Cyber insurance should therefore not be seen as an alternative to cyber security, but as an additional layer of protection against cybercrime. Risk management practices are still vital for every business and indeed, will be required to be in place before most cyber insurers will cover you.
And there are a large number of things a business can do to minimise the likelihood and severity of a cyber attack, including:
- Installing and maintaining malware and antivirus programs
- Backing up data regularly and storing it securely to facilitate fast recovery following an attack
- Having the latest firewall technology and Intrusion Prevention Systems (IPS) in place to detect and prevent system intrusions
- Using the latest encryption on all incoming and outgoing data traffic
- Enforcing strong passwords and authentication procedures
Did you know that Kiandra engagement statistics identified that 45% of passwords used within an organisation are ‘high risk’?
Common passwords to avoid include:
- Days of the week
- Months of the year
- Seasons (eg. Autumn, Winter etc.)
- The name of the company or its services/products
- Securing BYOD devices both on and off the premises
- Having online security policies and providing regular security training for employees
- Employing a security firm to do regular penetration tests on your system to discover and fix any weaknesses.
Governments are also tightening up online security measures. The Australian Government’s new Cyber Security policy has earmarked $230 million towards the fight against cybercrime. New legislation is also soon likely to require businesses to undergo regular risk assessments, have online security policies in place, and inform their customers of any security breaches in a timely manner. Stricter security standards for online credit card payments are also likely to be introduced.

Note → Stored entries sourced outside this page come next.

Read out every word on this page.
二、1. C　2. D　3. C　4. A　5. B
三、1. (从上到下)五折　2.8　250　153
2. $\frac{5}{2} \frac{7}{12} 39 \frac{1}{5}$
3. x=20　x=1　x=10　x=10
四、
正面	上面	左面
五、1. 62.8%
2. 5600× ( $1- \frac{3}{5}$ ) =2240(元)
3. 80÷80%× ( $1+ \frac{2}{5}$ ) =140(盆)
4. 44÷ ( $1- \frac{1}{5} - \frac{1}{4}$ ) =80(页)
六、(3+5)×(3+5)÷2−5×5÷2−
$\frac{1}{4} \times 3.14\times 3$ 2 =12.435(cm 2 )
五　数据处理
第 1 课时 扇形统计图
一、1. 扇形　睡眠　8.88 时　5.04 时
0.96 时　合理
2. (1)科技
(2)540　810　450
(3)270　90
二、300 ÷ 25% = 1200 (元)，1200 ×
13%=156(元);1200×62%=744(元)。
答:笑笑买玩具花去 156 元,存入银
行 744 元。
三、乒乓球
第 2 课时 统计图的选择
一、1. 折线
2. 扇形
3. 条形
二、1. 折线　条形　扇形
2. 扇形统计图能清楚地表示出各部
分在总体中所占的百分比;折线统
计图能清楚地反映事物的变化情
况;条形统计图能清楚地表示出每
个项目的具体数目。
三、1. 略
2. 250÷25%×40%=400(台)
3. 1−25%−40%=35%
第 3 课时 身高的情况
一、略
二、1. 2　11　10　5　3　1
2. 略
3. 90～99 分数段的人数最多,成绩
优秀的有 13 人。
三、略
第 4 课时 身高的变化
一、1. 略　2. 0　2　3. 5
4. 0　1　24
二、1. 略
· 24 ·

How much cyber insurance will you need?
There’s little doubt that cyber insurance is here to stay and will continue to grow in popularity as more businesses realise the need for additional protection from cybercrime. How much cyber insurance a business needs will depend on how much of their business is conducted online. But given that even a single email is capable of letting a hacker into your network, it would be fair to say that a cyber insurance policy of some description will soon be a standard inclusion in most business insurance portfolios.